If the right to sell the shares secured pursuant to a mortgage or charge of shares in a BVI company is exercised, whether by the secured party or an appointed receiver, such seller is under an obligation to the chargor of the security to act in good faith and to obtain the best price reasonably obtainable on the day it exercises its power of sale (ie the seller must not merely aim to recover the amount of the debt due). If the sale proceeds are sufficient to discharge the secured obligations in full, the secured party or an appointed receiver would be obliged to return any surplus sale proceeds to the chargor of the security.

In respect of non-BVI law governed security over assets of a BVI company, the BVI has not adopted the UNCITRAL Model Law. This means that:

  1. a foreign insolvency proceeding (in respect of a BVI company) has no direct recognition in the BVI;
  2. the existence of a foreign insolvency proceeding in respect of a BVI company does not prevent the members, or the BVI court, appointing a BVI liquidator (and the BVI liquidation will be the primary insolvency proceedings); and
  3. only officeholders from certain countries (UK, USA, Australia, Canada, Finland, Hong Kong, Japan, Jersey and New Zealand) can seek BVI court assistance (either at common law or under the Insolvency Act, 2003 (the BVI IA)).

The commencement of a BVI liquidation, and the resulting moratorium, does not in any way restrict the rights of a secured creditor to enforce their security.

Any assistance given to a foreign office holder is subject to the BVI IA in that the assistance given to a foreign office holder cannot "affect the right of a secured creditor to take possession of and realise or otherwise deal with the property of the debtor over which the creditor has a security interest", and will (subject always to the foregoing) try to mirror, where possible, the equivalent BVI insolvency process.
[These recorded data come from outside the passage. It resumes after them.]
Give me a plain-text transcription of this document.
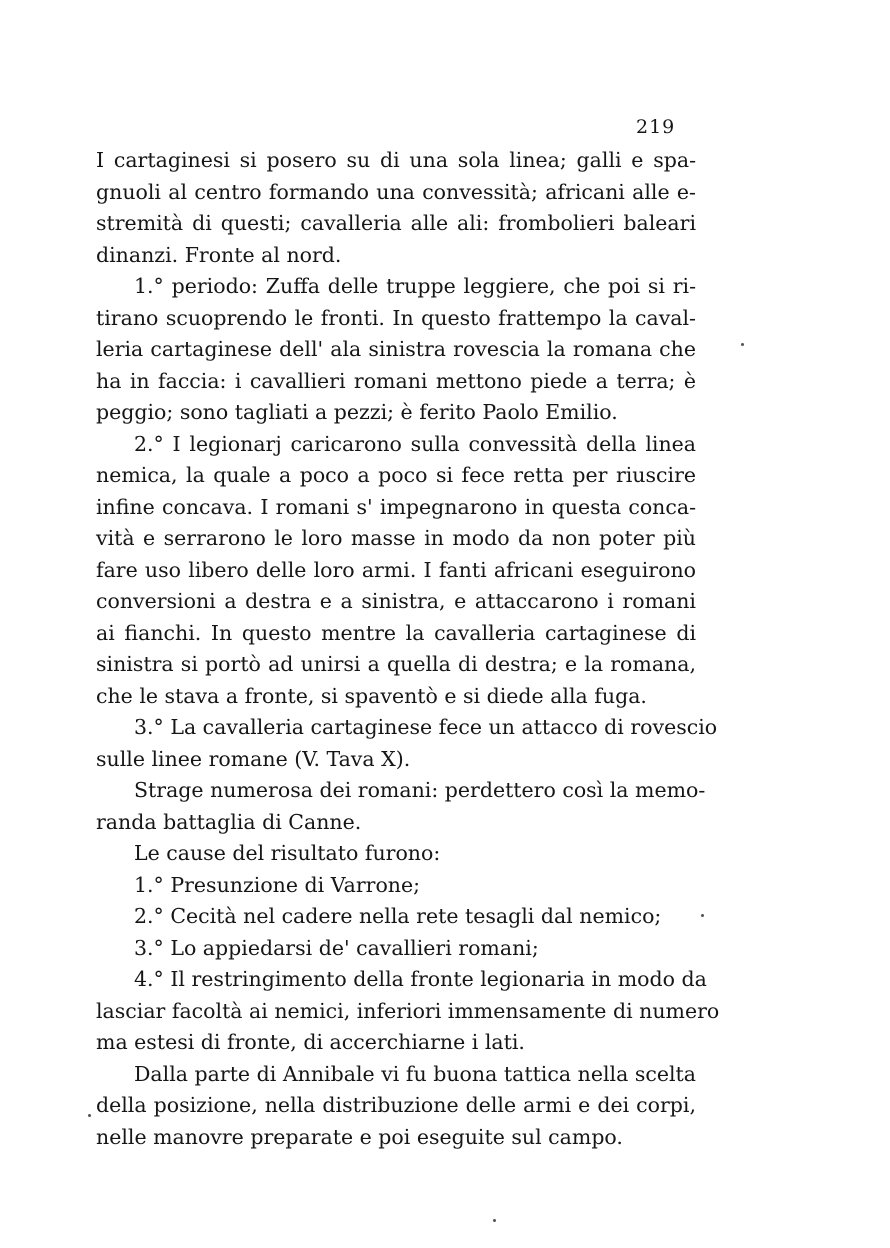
219
I cartaginesi si posero su di una sola linea; galli e spa-
gnuoli al centro formando una convessità; africani alle e-
stremità di questi; cavalleria alle ali: frombolieri baleari
dinanzi. Fronte al nord.
1.° periodo: Zuffa delle truppe leggiere, che poi si ri-
tirano scuoprendo le fronti. In questo frattempo la caval-
leria cartaginese dell' ala sinistra rovescia la romana che
ha in faccia: i cavallieri romani mettono piede a terra; è
peggio; sono tagliati a pezzi; è ferito Paolo Emilio.
2.° I legionarj caricarono sulla convessità della linea
nemica, la quale a poco a poco si fece retta per riuscire
infine concava. I romani s' impegnarono in questa conca-
vità e serrarono le loro masse in modo da non poter più
fare uso libero delle loro armi. I fanti africani eseguirono
conversioni a destra e a sinistra, e attaccarono i romani
ai fianchi. In questo mentre la cavalleria cartaginese di
sinistra si portò ad unirsi a quella di destra; e la romana,
che le stava a fronte, si spaventò e si diede alla fuga.
3.° La cavalleria cartaginese fece un attacco di rovescio
sulle linee romane (V. Tava X).
Strage numerosa dei romani: perdettero così la memo-
randa battaglia di Canne.
Le cause del risultato furono:
1.° Presunzione di Varrone;
2.° Cecità nel cadere nella rete tesagli dal nemico;
3.° Lo appiedarsi de' cavallieri romani;
4.° Il restringimento della fronte legionaria in modo da
lasciar facoltà ai nemici, inferiori immensamente di numero
ma estesi di fronte, di accerchiarne i lati.
Dalla parte di Annibale vi fu buona tattica nella scelta
della posizione, nella distribuzione delle armi e dei corpi,
nelle manovre preparate e poi eseguite sul campo.
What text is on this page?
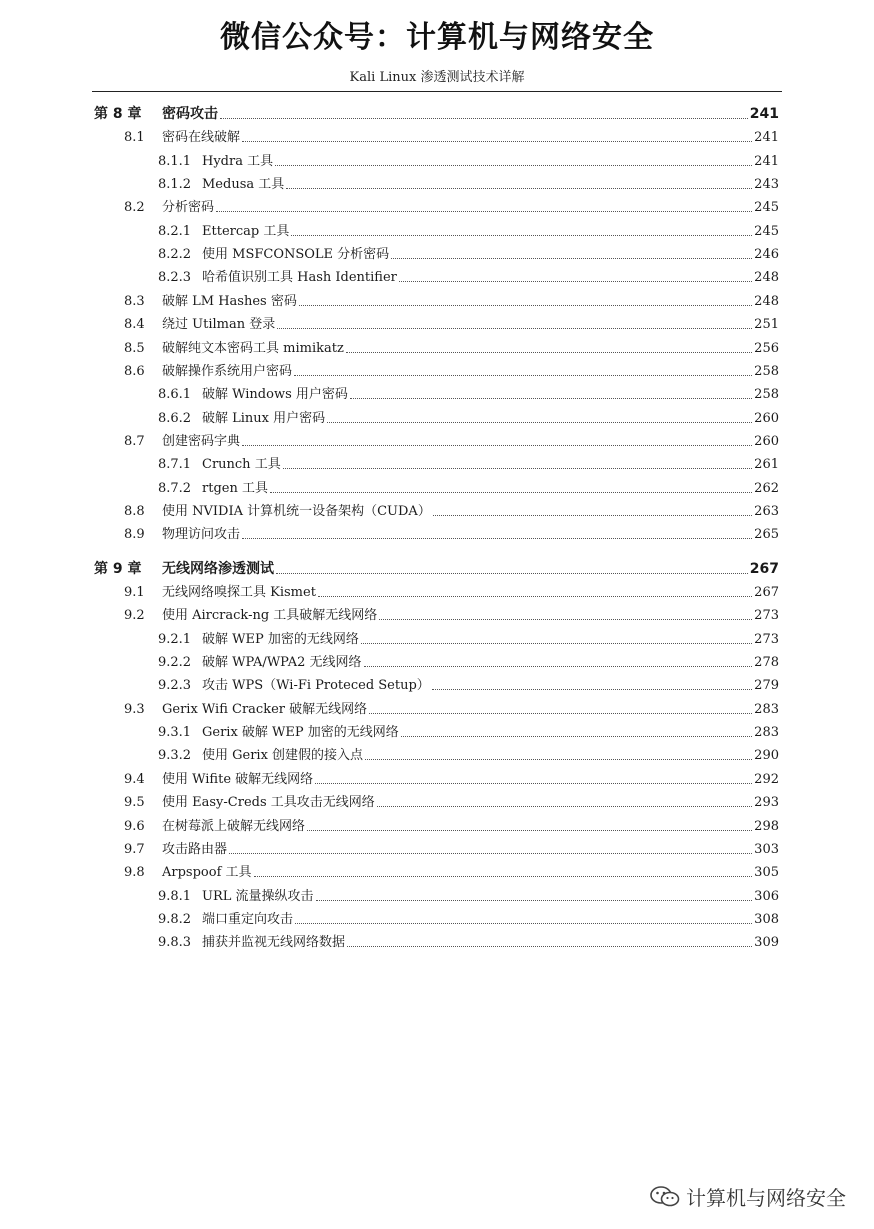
微信公众号：计算机与网络安全
Kali Linux 渗透测试技术详解
第 8 章	密码攻击	241
8.1	密码在线破解	241
8.1.1 Hydra 工具	241
8.1.2 Medusa 工具	243
8.2	分析密码	245
8.2.1 Ettercap 工具	245
8.2.2 使用 MSFCONSOLE 分析密码	246
8.2.3 哈希值识别工具 Hash Identifier	248
8.3	破解 LM Hashes 密码	248
8.4	绕过 Utilman 登录	251
8.5	破解纯文本密码工具 mimikatz	256
8.6	破解操作系统用户密码	258
8.6.1 破解 Windows 用户密码	258
8.6.2 破解 Linux 用户密码	260
8.7	创建密码字典	260
8.7.1 Crunch 工具	261
8.7.2 rtgen 工具	262
8.8	使用 NVIDIA 计算机统一设备架构（CUDA）	263
8.9	物理访问攻击	265
第 9 章	无线网络渗透测试	267
9.1	无线网络嗅探工具 Kismet	267
9.2	使用 Aircrack-ng 工具破解无线网络	273
9.2.1 破解 WEP 加密的无线网络	273
9.2.2 破解 WPA/WPA2 无线网络	278
9.2.3 攻击 WPS（Wi-Fi Proteced Setup）	279
9.3	Gerix Wifi Cracker 破解无线网络	283
9.3.1 Gerix 破解 WEP 加密的无线网络	283
9.3.2 使用 Gerix 创建假的接入点	290
9.4	使用 Wifite 破解无线网络	292
9.5	使用 Easy-Creds 工具攻击无线网络	293
9.6	在树莓派上破解无线网络	298
9.7	攻击路由器	303
9.8	Arpspoof 工具	305
9.8.1 URL 流量操纵攻击	306
9.8.2 端口重定向攻击	308
9.8.3 捕获并监视无线网络数据	309
计算机与网络安全
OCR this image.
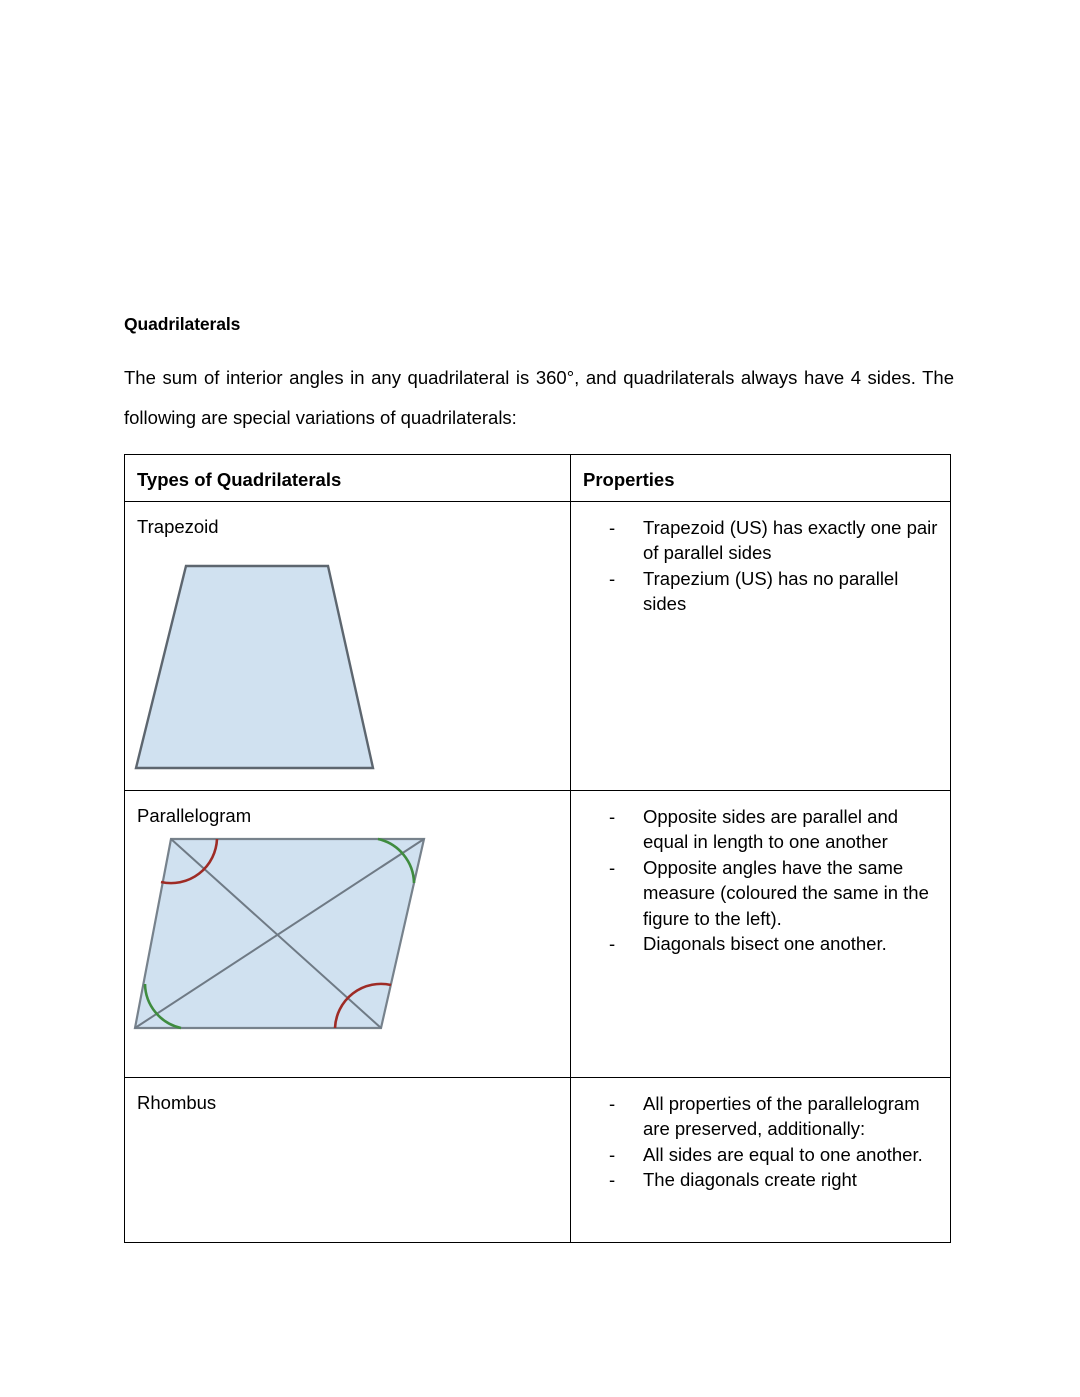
Quadrilaterals

The sum of interior angles in any quadrilateral is 360°, and quadrilaterals always have 4 sides. The following are special variations of quadrilaterals:

Types of Quadrilaterals	Properties

Trapezoid	- Trapezoid (US) has exactly one pair of parallel sides
- Trapezium (US) has no parallel sides

Parallelogram	- Opposite sides are parallel and equal in length to one another
- Opposite angles have the same measure (coloured the same in the figure to the left).
- Diagonals bisect one another.

Rhombus	- All properties of the parallelogram are preserved, additionally:
- All sides are equal to one another.
- The diagonals create right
As an example, on the assumption that a secured party takes an English law governed debenture (all/substantially all asset security) from a BVI company, if such document includes a right to appoint an English law administrator, then as long as any assistance requested of the BVI courts from such English office holder does not affect the right of a secured creditor to take possession of and realise or otherwise deal with the property of the BVI company over which the creditor has a security interest, then the BVI courts may (subject to the distinctive set of facts of the case at the time) offer assistance as it deems appropriate, noting that as there is no ability under BVI law to put a BVI company into a BVI administration process, a foreign office holder requesting such assistance of the BVI courts, may struggle.

In contrast, if a secured party appoints an administrative receiver in England (if such power exists under the English law debenture), then if such administrative receiver was to seek assistance of the BVI courts, the BVI courts may (subject to the distinctive set of facts of the case at the time) offer assistance as it deems appropriate. This would potentially be less problematic as the concept of administrative receivership exists in the BVI and it's an insolvency process the BVI courts are familiar with.

The content of this article is intended to provide a general guide to the subject matter. Specialist advice should be sought about your specific circumstances.